Divorce case diminishes returns
After the Texas-sized taxes, a month-long trial, and some hefty legal bills, a $20 million Texas Lotto jackpot that is part of a local divorce case is shrinking.
But whatever the amount, Circuit Court Judge Robert Childers ruled Tuesday that there was no conspiracy by Cordova, Tennessee resident Larry Stack and co-worker Christine Fellows to hide the money from his wife, Rosemarie Fair Stack.
Phase two of the lawsuit, the divorce itself, is scheduled for October. With the ruling, only half of the jackpot may be considered marital assets rather than all of it.
Mrs.

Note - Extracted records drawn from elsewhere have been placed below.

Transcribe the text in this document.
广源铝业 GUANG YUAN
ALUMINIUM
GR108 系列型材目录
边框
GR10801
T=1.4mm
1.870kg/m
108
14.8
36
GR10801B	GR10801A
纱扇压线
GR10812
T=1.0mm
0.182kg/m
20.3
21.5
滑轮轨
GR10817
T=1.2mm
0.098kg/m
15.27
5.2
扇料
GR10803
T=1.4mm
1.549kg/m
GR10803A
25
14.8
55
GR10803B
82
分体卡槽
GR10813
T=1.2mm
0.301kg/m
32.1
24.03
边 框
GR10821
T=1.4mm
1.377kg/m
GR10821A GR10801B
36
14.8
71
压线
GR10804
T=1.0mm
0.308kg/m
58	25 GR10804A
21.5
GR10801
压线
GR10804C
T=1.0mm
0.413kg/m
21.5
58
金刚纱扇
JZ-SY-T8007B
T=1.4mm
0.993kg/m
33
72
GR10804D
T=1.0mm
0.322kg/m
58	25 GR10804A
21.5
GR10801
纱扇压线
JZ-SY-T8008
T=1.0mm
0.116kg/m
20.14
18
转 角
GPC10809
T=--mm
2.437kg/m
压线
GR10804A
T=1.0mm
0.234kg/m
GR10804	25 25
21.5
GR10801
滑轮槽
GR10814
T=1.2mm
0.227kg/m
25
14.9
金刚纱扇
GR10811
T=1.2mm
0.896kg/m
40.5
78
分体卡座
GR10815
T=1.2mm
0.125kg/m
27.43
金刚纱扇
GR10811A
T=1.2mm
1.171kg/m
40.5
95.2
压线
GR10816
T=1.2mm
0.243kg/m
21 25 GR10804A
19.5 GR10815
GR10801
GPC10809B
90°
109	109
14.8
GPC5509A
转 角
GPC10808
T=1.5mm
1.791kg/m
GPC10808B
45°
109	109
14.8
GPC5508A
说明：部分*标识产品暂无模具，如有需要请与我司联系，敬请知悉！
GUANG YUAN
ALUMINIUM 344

Stack argued that her husband and Fellows were romantically involved when Fellows bought the winning ticket in 2001 in Texas with money he gave her to play for him.
The wife questioned whether Stack and Fellows actually had a prior agreement to split any winnings and alleged it was only a ruse to deny her marital assets.
Stack and Fellows said they became involved months after hitting the jackpot and there was no intention to defraud Mrs. Stack, a commercial real estate broker who had her business attorney set up a partnership account for Stack and Fellows because the Texas lottery presents the check to only one ticket holder.
Stack's attorney, David Caywood, said Mrs. Stack was happy that Fellows called her husband about the multi-million-dollar prize instead of claiming it for herself and heading for Mexico. He said Mrs. Stack even bought her flowers upon her return to Memphis.
Childers said that based on the evidence and testimony from all involved, the "overwhelming" proof showed there was a pre-jackpot agreement between Stack and Fellows to split any winnings and that there was no conspiracy to defraud Mrs. Stack.
Stack and Fellows, who both retired from UPS, could have received $1 million a year for 20 years, but opted for an $11.2 million lump sum. After taxes they had about $3.6 million each, all of which was placed in the partnership account.